Life as a Barometer

12/13/2010 11:47 am ET | Updated May 25, 2011

This weekend, my husband and I went upstate to belatedly, take our rowboat out of the lake. This is same submerged rowboat that inspired thoughts about the Obama Bailout last year, so naturally, it was not only trapped in a frozen lake (in ice over 3" thick), but was filled with frozen water in addition to being halfway sunk. We were negligent - too many distractions and fun things to do on the weekend - that we forgot about our obligations to take care of the boat before winter.
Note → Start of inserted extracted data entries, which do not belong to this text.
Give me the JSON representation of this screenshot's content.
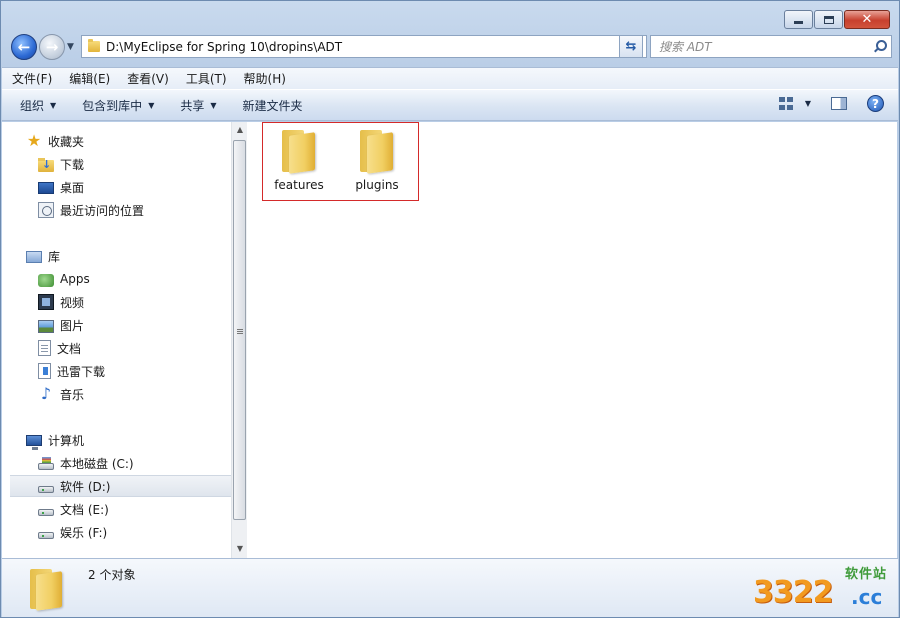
{
  "address": {
    "path": "D:\\MyEclipse for Spring 10\\dropins\\ADT"
  },
  "search": {
    "placeholder": "搜索 ADT"
  },
  "menu": [
    "文件(F)",
    "编辑(E)",
    "查看(V)",
    "工具(T)",
    "帮助(H)"
  ],
  "commands": {
    "organize": "组织",
    "include_in_library": "包含到库中",
    "share": "共享",
    "new_folder": "新建文件夹"
  },
  "sidebar": {
    "favorites": {
      "label": "收藏夹",
      "items": [
        "下载",
        "桌面",
        "最近访问的位置"
      ]
    },
    "libraries": {
      "label": "库",
      "items": [
        "Apps",
        "视频",
        "图片",
        "文档",
        "迅雷下载",
        "音乐"
      ]
    },
    "computer": {
      "label": "计算机",
      "items": [
        "本地磁盘 (C:)",
        "软件 (D:)",
        "文档 (E:)",
        "娱乐 (F:)"
      ],
      "selected": "软件 (D:)"
    }
  },
  "files": [
    {
      "name": "features",
      "type": "folder"
    },
    {
      "name": "plugins",
      "type": "folder"
    }
  ],
  "status": {
    "text": "2 个对象"
  },
  "watermark": {
    "main": "3322",
    "suffix": ".cc",
    "sub": "软件站"
  },
  "icons": {
    "back": "back-arrow-icon",
    "forward": "forward-arrow-icon",
    "refresh": "refresh-icon",
    "search": "search-icon",
    "help": "help-icon"
  }
}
How to free the boat? Carefully climb in over the side from an stone outcropping, steadily stand in place with ice pick in hand and crack the interior layer of ice into smaller pieces, gingerly shovel the ice (yes) over the side, quickly bail out the remaining water and dead leaves before leaping back out onto dry land, all the while never losing one's balance or getting too wet.


The lightened boat rose in the frozen water and was no longer trapped. The next step was to haul it over to the dock to which it was still moored and hoist it up, heave it over onto its side to drain the remaining water and drag it onto land, which we did. It was hard and a good workout as we sweated and peeled off our layers of scarves, hats and coats. In the end, the lake remained frozen, but for the small spot the boat had occupied. The boat, slightly worse for the wear, was stowed safely on land, where it will wait out the winter. The leaky spots will remain untouched until spring - and if we remember, we will have to patch them up. If we forget, we will have to bail ourselves out again.
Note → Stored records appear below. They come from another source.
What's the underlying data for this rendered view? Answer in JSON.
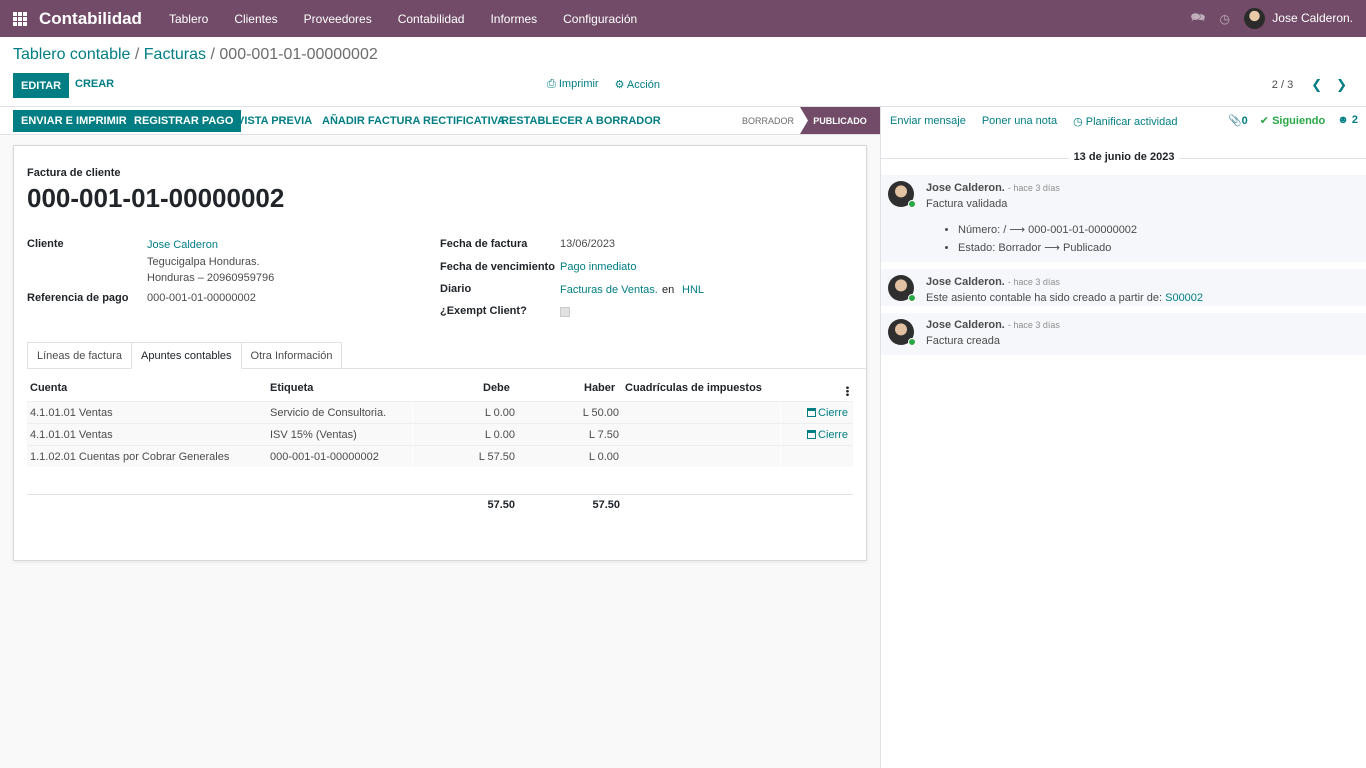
{
  "navbar": {
    "app_name": "Contabilidad",
    "menu": [
      "Tablero",
      "Clientes",
      "Proveedores",
      "Contabilidad",
      "Informes",
      "Configuración"
    ],
    "user_name": "Jose Calderon."
  },
  "breadcrumb": {
    "item1": "Tablero contable",
    "sep1": "/",
    "item2": "Facturas",
    "sep2": "/",
    "current": "000-001-01-00000002"
  },
  "toolbar": {
    "edit_label": "EDITAR",
    "create_label": "CREAR",
    "print_label": "Imprimir",
    "action_label": "Acción",
    "pager_value": "2 / 3"
  },
  "statusbar": {
    "buttons": [
      "ENVIAR E IMPRIMIR",
      "REGISTRAR PAGO",
      "VISTA PREVIA",
      "AÑADIR FACTURA RECTIFICATIVA",
      "RESTABLECER A BORRADOR"
    ],
    "stage_draft": "BORRADOR",
    "stage_posted": "PUBLICADO"
  },
  "form": {
    "doc_type": "Factura de cliente",
    "name": "000-001-01-00000002",
    "customer_label": "Cliente",
    "customer": "Jose Calderon",
    "address_line1": "Tegucigalpa Honduras.",
    "address_line2": "Honduras – 20960959796",
    "payment_ref_label": "Referencia de pago",
    "payment_ref": "000-001-01-00000002",
    "invoice_date_label": "Fecha de factura",
    "invoice_date": "13/06/2023",
    "due_date_label": "Fecha de vencimiento",
    "due_date": "Pago inmediato",
    "journal_label": "Diario",
    "journal": "Facturas de Ventas.",
    "journal_in": "en",
    "currency": "HNL",
    "exempt_label": "¿Exempt Client?"
  },
  "tabs": [
    "Líneas de factura",
    "Apuntes contables",
    "Otra Información"
  ],
  "grid": {
    "headers": {
      "account": "Cuenta",
      "label": "Etiqueta",
      "debit": "Debe",
      "credit": "Haber",
      "tax_grids": "Cuadrículas de impuestos"
    },
    "rows": [
      {
        "account": "4.1.01.01 Ventas",
        "label": "Servicio de Consultoria.",
        "debit": "L 0.00",
        "credit": "L 50.00",
        "action": "Cierre"
      },
      {
        "account": "4.1.01.01 Ventas",
        "label": "ISV 15% (Ventas)",
        "debit": "L 0.00",
        "credit": "L 7.50",
        "action": "Cierre"
      },
      {
        "account": "1.1.02.01 Cuentas por Cobrar Generales",
        "label": "000-001-01-00000002",
        "debit": "L 57.50",
        "credit": "L 0.00",
        "action": ""
      }
    ],
    "total_debit": "57.50",
    "total_credit": "57.50"
  },
  "chatter": {
    "send_message": "Enviar mensaje",
    "log_note": "Poner una nota",
    "schedule": "Planificar actividad",
    "attachments": "0",
    "following": "Siguiendo",
    "followers": "2",
    "date": "13 de junio de 2023",
    "messages": [
      {
        "author": "Jose Calderon.",
        "time": "- hace 3 días",
        "body": "Factura validada",
        "changes": [
          "Número: / ⟶ 000-001-01-00000002",
          "Estado: Borrador ⟶ Publicado"
        ]
      },
      {
        "author": "Jose Calderon.",
        "time": "- hace 3 días",
        "body": "Este asiento contable ha sido creado a partir de:",
        "link": "S00002"
      },
      {
        "author": "Jose Calderon.",
        "time": "- hace 3 días",
        "body": "Factura creada"
      }
    ]
  }
}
Naturally, this escapade reminds me of life in the catering business circa 2010. "You are a leading indicator" - I have been told repeatedly, as the willingness to spend money on entertaining and special events is construed by many as an economic litmus test. No parties would signal a lack of investment on the part of businesses; fear of spending beyond ones means for social clients; concern with optics for those for whom public opinion is a sensitive issue regardless of financial abilities; and overall, a lack of optimism - a boat frozen in the water. (And the leaks, who is thinking about how they will be fixed?)

Such was the case in the fall of 2008 and throughout 2009. This year, there has been a slow and steady creep out of the shadows of secretive and self-conscious (if any at all) entertaining. The ice isn't melting completely, but there are the brave few who are chipping away at it. And occasionally, someone comes along, takes a whack at the frozen landscape and has a really great big party.

It is peak holiday entertaining time - last week and for the next 4 days. What is our observation? Holiday parties have not made a strong return, though they are happening. The universal feature is attention to budget and an innate sense of appropriateness and self-restraint. Companies that have done well recognize the importance and appropriateness of celebrating their employees. Hallelujah for them and for us. Let's break the ice and return to meaningful practice of gathering together with food and drink to thank each other.


This is also the last call for annual business recognition events and for holiday wedding engagements. All these were packed into our pleasantly hectic calendar this month.



And between the hundreds of daily meals we cooked, delivered and served, we found time to celebrate amongst ourselves, surprising Dean on his 40th birthday (at long last) and decorating our Hudson Square Connection holiday tree (my first tree ever).


Our holiday party will be in January - after we have helped everyone else party and after we catch up on our sleep and feel like being a guest again.



At the end of the day, we share the metaphor of being in the same boat. Stuck in place with fear, fueled by inevitable optimism, the willingness to break the ice and venture into the new landscape in spite of the danger is the trend we are seeing this fourth quarter. Lets keep the balance between the hard lessons we have learned and the need to keep moving forward, investing in better, compassionate and innovative futures. It's a balancing act, like walking on thin ice.